I don’t come to this conclusion lightly. In his column today, The Patriot Post‘s Mark Alexander quoted AOC, who said, “We all need to be more courageous and we all must act in unprecedented ways to make sure that our rights are stabilized. And to Mitch McConnell, we need to tell him that he is playing with fire.” To me, those “unprecedented ways” sound like a serious violent intent.

I am certain these judges already have extra protection, but an attack over the summer on the family of a federal judge pointed out the risks. And while the story writer bent over backwards to blame President Trump and “right-wing news” for these threats, it’s not right-wingers who are rioting, disrupting restaurant goers at dinner, or murdering Trump supporters. It’s not a long step to go from “defund the police” to “overturn the judicial system.”

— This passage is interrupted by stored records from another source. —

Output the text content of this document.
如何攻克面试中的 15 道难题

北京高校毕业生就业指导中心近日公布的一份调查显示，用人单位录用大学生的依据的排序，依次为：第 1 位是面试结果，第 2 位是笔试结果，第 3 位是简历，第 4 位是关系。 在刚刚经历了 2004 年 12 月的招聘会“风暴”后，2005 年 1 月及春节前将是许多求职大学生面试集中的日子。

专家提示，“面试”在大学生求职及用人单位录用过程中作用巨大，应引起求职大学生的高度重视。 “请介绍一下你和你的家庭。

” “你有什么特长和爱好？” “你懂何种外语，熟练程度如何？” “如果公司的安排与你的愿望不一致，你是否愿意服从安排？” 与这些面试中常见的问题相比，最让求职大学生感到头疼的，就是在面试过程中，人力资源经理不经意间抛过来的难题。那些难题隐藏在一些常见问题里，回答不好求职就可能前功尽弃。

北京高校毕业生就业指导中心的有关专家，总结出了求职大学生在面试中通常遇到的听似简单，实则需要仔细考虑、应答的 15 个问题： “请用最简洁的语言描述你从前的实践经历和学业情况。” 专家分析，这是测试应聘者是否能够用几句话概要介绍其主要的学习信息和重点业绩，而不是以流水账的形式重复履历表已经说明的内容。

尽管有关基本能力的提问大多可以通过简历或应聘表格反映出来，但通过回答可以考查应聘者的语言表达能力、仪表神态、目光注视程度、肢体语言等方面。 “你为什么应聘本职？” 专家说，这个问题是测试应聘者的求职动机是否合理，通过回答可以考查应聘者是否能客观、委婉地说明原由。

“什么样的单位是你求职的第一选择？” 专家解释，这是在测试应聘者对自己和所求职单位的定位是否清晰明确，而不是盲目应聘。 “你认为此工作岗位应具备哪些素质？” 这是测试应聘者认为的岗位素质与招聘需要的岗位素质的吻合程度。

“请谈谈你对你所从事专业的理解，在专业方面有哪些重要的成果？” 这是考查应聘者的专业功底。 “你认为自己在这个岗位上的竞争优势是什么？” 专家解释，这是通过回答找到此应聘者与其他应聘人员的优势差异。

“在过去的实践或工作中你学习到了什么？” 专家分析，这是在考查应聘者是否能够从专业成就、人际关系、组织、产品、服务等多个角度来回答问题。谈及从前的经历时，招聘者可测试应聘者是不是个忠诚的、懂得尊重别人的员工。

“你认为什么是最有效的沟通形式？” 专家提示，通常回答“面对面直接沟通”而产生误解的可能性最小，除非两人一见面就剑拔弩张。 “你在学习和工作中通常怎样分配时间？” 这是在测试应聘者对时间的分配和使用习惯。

And even if all elements of the RBG story remained the same except for the date being January 21, 2021 I believe the Left would have reacted the same way, screaming that RBG’s legacy was such that no conservative judge could follow her despite the fact Trump was re-elected with a GOP Senate majority still in place. The TDS is strong with these people and like spoiled children they don’t react well when they are told “no.” Add to that the lack of respect for life and you have the ingredients for what I’m describing.

You know, I really hate to think the worst of people but in my 56 years on this planet those suspicions have come to pass more than I would have liked. So I fervently pray I’m wrong but figure it’s an eventuality for which we may need to prepare.